One company being supported by the Kenya Climate Innovation Centre is selling an off-grid solar panel that provides the needed electricity only when the user sends in his payment via mobile phone (a technology also driven by Kenyans).
Then the company turns on the solar power station through a remote sensor and allows the product to give the needed electricity. This solves the important problem that many users do not have the
cash to pay for such a system and leasing business models come with heavy transaction costs.
Could you describe in a couple of sentences how infoDev’s work in this area is progressing, especially with the Climate Innovation Centre?

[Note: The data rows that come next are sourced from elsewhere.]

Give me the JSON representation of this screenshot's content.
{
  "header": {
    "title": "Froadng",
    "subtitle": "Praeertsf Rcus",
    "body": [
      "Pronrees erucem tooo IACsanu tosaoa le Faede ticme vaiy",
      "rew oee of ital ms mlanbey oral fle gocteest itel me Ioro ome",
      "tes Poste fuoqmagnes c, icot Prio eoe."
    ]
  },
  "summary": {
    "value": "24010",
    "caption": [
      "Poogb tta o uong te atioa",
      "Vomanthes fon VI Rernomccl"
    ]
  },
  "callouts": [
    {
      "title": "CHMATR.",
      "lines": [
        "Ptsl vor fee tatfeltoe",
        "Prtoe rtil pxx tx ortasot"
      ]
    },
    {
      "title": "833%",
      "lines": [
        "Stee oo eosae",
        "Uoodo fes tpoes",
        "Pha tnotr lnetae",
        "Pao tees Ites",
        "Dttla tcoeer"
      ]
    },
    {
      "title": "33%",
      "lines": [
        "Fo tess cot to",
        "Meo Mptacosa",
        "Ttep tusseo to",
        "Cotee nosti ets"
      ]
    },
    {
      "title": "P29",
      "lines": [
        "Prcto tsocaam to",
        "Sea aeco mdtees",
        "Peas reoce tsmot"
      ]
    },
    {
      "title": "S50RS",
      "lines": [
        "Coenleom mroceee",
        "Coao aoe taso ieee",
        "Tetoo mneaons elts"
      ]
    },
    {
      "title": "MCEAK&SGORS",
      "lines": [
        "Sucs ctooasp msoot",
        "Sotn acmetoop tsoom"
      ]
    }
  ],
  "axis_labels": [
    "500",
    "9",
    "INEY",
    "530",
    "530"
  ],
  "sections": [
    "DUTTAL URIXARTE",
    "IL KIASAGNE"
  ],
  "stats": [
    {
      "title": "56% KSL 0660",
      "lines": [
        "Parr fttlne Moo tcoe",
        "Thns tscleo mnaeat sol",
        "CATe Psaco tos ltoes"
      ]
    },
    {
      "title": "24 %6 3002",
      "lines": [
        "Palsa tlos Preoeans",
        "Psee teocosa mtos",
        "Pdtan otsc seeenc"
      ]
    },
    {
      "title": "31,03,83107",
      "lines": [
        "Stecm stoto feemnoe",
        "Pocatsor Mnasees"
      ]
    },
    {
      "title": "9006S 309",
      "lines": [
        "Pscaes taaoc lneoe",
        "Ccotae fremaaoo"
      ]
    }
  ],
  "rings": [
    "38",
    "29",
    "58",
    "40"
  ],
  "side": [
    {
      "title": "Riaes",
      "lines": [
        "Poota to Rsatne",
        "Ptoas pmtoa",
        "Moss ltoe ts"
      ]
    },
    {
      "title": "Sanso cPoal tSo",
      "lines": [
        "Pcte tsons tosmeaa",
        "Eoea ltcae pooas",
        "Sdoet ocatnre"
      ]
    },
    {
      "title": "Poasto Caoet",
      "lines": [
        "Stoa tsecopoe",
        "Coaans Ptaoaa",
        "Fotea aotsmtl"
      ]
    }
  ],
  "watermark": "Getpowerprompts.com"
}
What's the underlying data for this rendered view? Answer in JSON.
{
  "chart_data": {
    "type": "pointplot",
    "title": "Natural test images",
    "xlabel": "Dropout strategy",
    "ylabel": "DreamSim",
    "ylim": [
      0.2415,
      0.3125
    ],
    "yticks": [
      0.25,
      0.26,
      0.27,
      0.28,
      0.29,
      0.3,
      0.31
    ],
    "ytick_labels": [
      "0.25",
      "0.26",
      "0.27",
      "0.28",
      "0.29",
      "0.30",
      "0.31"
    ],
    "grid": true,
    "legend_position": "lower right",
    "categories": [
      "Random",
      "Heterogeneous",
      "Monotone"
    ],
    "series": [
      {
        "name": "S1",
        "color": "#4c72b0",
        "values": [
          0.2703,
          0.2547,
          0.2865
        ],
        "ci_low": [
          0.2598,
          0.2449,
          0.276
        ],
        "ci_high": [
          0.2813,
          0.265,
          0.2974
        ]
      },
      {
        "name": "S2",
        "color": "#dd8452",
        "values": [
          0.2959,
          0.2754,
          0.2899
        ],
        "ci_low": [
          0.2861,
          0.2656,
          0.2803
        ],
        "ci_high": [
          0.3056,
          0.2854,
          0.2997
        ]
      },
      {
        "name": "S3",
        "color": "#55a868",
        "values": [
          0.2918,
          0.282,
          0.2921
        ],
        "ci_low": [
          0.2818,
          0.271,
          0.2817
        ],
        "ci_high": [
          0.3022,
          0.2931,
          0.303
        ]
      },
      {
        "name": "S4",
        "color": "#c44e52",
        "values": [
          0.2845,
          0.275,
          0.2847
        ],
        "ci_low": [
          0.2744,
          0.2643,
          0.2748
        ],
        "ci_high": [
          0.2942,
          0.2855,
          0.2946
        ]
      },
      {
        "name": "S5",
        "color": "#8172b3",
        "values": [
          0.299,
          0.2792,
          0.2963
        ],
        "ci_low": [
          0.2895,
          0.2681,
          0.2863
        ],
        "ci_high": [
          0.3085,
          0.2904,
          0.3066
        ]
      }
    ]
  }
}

The Kenya CIC is progressing very well. There has been a tremendous interest from Kenya innovators to access the services the CIC provides, including technical assistance (business advisory), facilities, information, grant funding, and international connections. To date, nearly 80 companies have approached the CIC, and contracts for services have already been signed with 17 of these. The majority of these are in the renewable energy field.
In addition, the Kenya CIC is now linked with the East Africa Climate Innovation Network, which creates a community of innovators in clean energy and other technologies across all countries of East Africa as well as with component suppliers in Asia and elsewhere.
Could you name a couple of things that need to change in African countries to improve energy innovation?
Many factors are in place to make Africa an active, important player in energy innovation. Certainly the demand is there and will continue to grow for years to come. There is also a great amount of entrepreneurial and innovative energy. Africa will no longer need to be a technology taker from the West/North but can play a more active – and profitable – part in the earlier stages of energy innovation for themselves and globally.
That said, barriers remain. The access to risk taking and patient finance is a major problem and contrasts sharply with other countries and regions that have driven innovation. This finance needs to come from the private sector but be driven and motivated by government and multilaterals. Skills in technology development also need to be developed, from the simple entrepreneur to established companies seeking to venture into new fields and technologies.